OS: Ubuntu 22.04
Driver: 530.30.02 / 575.57.08
GPU: RTX 4090
I’m training a LLM, and although GPU memory usage stays around 70%, the GPU utilization reaches 100%. After running for several hours, some error appears.
I’ve already disabled GSP by executing the following command:
echo "options nvidia NVreg_EnableGpuFirmware=0" > /etc/modprobe.d/nvidia.conf
I then rebooted my system, and verified GSP is disabled with the following command:
nvidia-smi -q | grep -i gsp
It returns:
GSP Firmware Version : N/A
Despite this, I still encounter the following error messages:
[ 7783.715385] NVRM: _kgspLogXid119: ********************************************************************************
[ 7783.715391] NVRM: _issueRpcAndWait: rpcRecvPoll timedout for fn 76!
[ 7783.715397] NVRM: subdeviceCtrlCmdMcServiceInterrupts_IMPL: NVRM_RPC: NV2080_CTRL_CMD_MC_SERVICE_INTERRUPTS failed with error 0x65
[ 7784.029575] NVRM: gpuWaitForGfwBootComplete_TU102: failed to wait for GFW_BOOT: (progress 0x3)
[ 7784.029587] NVRM: kgspWaitForGfwBootOk_TU102: failed to wait for GFW boot complete: 0x55 VBIOS version 95.02.3C.C0.7B
[ 7784.029588] NVRM: kgspWaitForGfwBootOk_TU102: (the GPU may be in a bad state and may need to be reset)
[ 7784.029592] NVRM: nvCheckOkFailedNoLog: Check failed: Generic Error: Not ready [NV_ERR_NOT_READY] (0x00000055) returned from kgspWaitForGfwBootOk_HAL(pGpu, pKernelGsp) @ kernel_gsp.c:3669
[ 7784.029627] NVRM: RmInitAdapter: Cannot initialize GSP firmware RM
[ 7784.031804] NVRM: GPU 0000:02:00.0: RmInitAdapter failed! (0x62:0x55:1860)
[ 7784.032954] NVRM: GPU 0000:02:00.0: rm_init_adapter failed, device minor number 0
[ 7829.035135] NVRM: Xid (PCI:0000:83:00): 119, pid=4997, name=nvidia-smi, Timeout after 45s of waiting for RPC response from GPU0 GSP! Expected function 103 (GSP_RM_ALLOC) (0x0 0x78).
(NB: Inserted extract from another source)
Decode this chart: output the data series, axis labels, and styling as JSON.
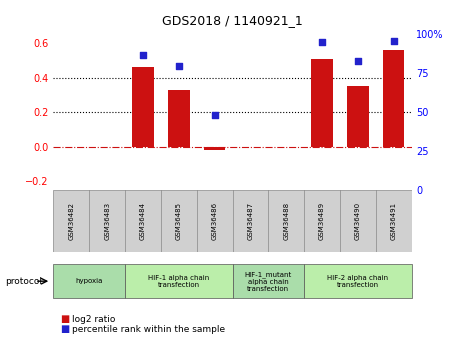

[ 7829.035163] NVRM: _issueRpcAndWait: rpcRecvPoll timedout for fn 103!
[ 7829.035169] NVRM: rpcRmApiAlloc_GSP: GspRmAlloc failed: hClient=0xc1d0002d; hParent=0x00000000; hObject=0x00000000; hClass=0x00000000; paramsSize=0x00000078; paramsStatus=0x00000000; status=0x00000065
[ 7874.035837] NVRM: Xid (PCI:0000:83:00): 119, pid=4997, name=nvidia-smi, Timeout after 45s of waiting for RPC response from GPU0 GSP! Expected function 103 (GSP_RM_ALLOC) (0x80 0x38).
[ 7874.035861] NVRM: _issueRpcAndWait: rpcRecvPoll timedout for fn 103!
[ 7874.035867] NVRM: rpcRmApiAlloc_GSP: GspRmAlloc failed: hClient=0xc1d0002d; hParent=0xc1d0002d; hObject=0xa55a0020; hClass=0x00000080; paramsSize=0x00000038; paramsStatus=0x00000000; status=0x00000065
[ 7919.036507] NVRM: Rate limiting GSP RPC error prints for GPU at PCI:0000:83:00 (printing 1 of every 30). The GPU likely needs to be reset.
[ 7919.036516] NVRM: subdeviceCtrlCmdMcServiceInterrupts_IMPL: NVRM_RPC: NV2080_CTRL_CMD_MC_SERVICE_INTERRUPTS failed with error 0x65
I can not get file of nvidia-bug-report.log.gz because nvidia-bug-report.sh hang.
How can I resolve this issue? Thank you for your help.